Há ainda casos em que empresas não detêm percentual sobre o terreno, como no caso dos Terminais de Uso Privado de portos. Nesses casos, as empresas seriam obrigadas a comprar 100% dos terrenos, que são áreas imensas e teriam custos altos para as empresas.

—A gente entende o mérito que se tentou atingir, que é resolver um problema histórico. A questão é a forma como isso está sendo tratado —disse Mac Cord. — São cerca de 500 mil pessoas ou empresas no Brasil que vão ser obrigadas a arranjar uma fortuna, de no mínimo R$ 500 bilhões, para pagar ao governo federal. Algo que hoje pode ser feito, mas é opcional. A gente não pode obrigar a comprar.

A PEC tramita na Câmara desde 2011, mas avançou apenas nesta semana, após ser pautada pelo presidente Arthur Lira (PP-AL). A aprovação ocorreu na mesma semana em que a Casa aprovou a exploração de jogos de azar no Brasil, como cassinos.

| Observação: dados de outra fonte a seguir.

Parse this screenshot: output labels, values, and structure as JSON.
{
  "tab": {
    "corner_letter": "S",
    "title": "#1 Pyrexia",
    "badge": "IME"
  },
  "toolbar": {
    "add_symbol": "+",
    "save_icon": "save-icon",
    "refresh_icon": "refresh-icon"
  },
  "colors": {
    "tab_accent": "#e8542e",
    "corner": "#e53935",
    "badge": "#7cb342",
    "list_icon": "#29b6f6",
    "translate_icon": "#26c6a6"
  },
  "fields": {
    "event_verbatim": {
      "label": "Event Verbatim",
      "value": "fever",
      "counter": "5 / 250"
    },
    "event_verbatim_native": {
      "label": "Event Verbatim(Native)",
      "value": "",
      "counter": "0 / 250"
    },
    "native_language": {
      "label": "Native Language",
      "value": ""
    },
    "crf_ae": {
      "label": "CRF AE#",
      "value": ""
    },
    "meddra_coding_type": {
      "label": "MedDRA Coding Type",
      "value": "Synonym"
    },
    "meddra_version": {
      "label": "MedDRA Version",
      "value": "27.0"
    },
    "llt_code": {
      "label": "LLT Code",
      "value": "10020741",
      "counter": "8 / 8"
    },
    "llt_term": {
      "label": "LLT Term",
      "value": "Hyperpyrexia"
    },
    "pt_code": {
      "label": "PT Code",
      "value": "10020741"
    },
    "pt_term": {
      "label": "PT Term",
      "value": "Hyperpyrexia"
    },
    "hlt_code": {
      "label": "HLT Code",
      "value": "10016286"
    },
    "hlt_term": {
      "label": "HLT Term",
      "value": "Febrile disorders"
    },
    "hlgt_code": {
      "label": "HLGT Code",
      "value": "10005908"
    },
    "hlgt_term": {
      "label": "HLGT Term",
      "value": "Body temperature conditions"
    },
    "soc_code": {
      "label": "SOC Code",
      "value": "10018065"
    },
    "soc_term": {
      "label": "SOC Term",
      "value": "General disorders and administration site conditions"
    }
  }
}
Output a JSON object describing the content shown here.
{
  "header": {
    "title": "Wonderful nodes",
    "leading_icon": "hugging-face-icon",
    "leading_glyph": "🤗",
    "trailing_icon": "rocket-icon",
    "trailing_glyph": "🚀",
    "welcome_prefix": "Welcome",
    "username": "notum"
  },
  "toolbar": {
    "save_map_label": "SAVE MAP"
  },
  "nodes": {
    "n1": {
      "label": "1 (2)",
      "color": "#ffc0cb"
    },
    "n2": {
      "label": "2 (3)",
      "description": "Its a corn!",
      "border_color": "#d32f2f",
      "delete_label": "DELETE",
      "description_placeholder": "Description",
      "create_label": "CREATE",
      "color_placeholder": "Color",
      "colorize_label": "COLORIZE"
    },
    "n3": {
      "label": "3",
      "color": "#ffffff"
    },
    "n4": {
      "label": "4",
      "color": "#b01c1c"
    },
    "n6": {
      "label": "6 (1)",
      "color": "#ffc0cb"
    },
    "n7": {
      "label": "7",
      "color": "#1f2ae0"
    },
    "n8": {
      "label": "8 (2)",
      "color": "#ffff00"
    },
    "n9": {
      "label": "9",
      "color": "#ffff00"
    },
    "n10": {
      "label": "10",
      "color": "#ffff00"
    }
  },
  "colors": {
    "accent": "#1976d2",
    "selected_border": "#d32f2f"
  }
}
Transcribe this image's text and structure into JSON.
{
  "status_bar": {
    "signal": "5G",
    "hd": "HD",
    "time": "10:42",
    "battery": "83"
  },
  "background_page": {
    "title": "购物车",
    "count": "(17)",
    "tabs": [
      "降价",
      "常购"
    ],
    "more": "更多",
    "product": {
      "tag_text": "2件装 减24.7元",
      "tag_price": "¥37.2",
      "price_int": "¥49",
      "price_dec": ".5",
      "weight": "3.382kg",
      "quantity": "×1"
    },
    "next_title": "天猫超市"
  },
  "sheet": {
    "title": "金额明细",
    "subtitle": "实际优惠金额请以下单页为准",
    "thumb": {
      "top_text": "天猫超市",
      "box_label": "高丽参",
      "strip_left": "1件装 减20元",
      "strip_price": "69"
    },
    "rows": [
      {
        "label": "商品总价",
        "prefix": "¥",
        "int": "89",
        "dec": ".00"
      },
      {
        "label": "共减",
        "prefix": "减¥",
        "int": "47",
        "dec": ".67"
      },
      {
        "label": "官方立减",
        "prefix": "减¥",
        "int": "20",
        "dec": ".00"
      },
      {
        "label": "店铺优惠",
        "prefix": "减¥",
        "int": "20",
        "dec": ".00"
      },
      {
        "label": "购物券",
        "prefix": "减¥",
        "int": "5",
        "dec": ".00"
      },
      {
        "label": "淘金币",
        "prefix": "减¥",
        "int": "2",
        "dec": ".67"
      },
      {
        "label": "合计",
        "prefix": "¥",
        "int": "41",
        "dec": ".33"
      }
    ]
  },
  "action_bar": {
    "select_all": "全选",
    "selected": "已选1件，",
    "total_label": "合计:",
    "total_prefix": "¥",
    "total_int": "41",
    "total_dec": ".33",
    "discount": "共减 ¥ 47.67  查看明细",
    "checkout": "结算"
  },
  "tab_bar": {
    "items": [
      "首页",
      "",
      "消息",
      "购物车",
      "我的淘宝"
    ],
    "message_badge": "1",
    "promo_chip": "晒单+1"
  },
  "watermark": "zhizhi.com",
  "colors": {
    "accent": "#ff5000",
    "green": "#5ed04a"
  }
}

O secretário explica que já é possível, hoje, fazer o que é chamado de remissão de foro. Isto é, comprar a parte da União e ser proprietário total do imóvel. Para ele, a transferência sem cobrança também não seria correta porque fere a propriedade da União e representaria uma baixa de pelo menos R$ 500 bilhões no balanço da União.

DEPUTADO DEFENDE PROJETO

Um dos problemas hoje é que a avaliação do imóvel precisa ser feita pela Secretaria de Patrimônio da União (SPU). O secretário defende que a precificação desse terreno seja feita com base na planta usada pela prefeitura para o IPTU. Para isso, seria necessária uma mudança legal — mas não uma PEC.

— É preciso que seja dada a possibilidade, de maneira simples, e com ova lorque a pessoa conhece. Com isso, a gente dá um desconto, que estamos propondo que seja de 50% — disse, salientando que com a PEC não haveria desconto.

A PEC ainda autoriza a transferência de terrenos de marinha da União para municípios com o objetivo de “expansão do perímetro urbano”. Quem não é inscrito na SPU, mas usa esses terrenos há cinco anos, também teria direito à remissão do foro. Isso, para Mac Cord, incentiva a grilagem.

Relator da PEC, o deputado Alceu Moreira (MDB-RS) rebateu as críticas. Ele disse que há “cortiços” por todo o litoral por falta de investimentos, que poderiam ser resolvidos com a PEC, e negou incentivos à grilagem.

— Todos os argumentos contra são absolutamente estapafúrdios. A PEC só quer regularizar e permitir que as pessoas tenham propriedade do que ocupam. Mas ela não permite qualquer estímulo à especulação imobiliária.

A PEC não acaba com o laudêmio revertido a descendentes da família imperial em Petrópolis. Esse laudêmio não tem relação com os terrenos de marinha.

Como a cidade tem como origem uma propriedade privada adquirida por Dom Pedro I e herdada por Pedro II, moradores do Centro da cidade pagam 2,5% em transações imobiliárias.

Com a recente tragédia provocada pelas chuvas, houve cobranças na cidade para que o dinheiro da taxa seja revertido para a reconstrução.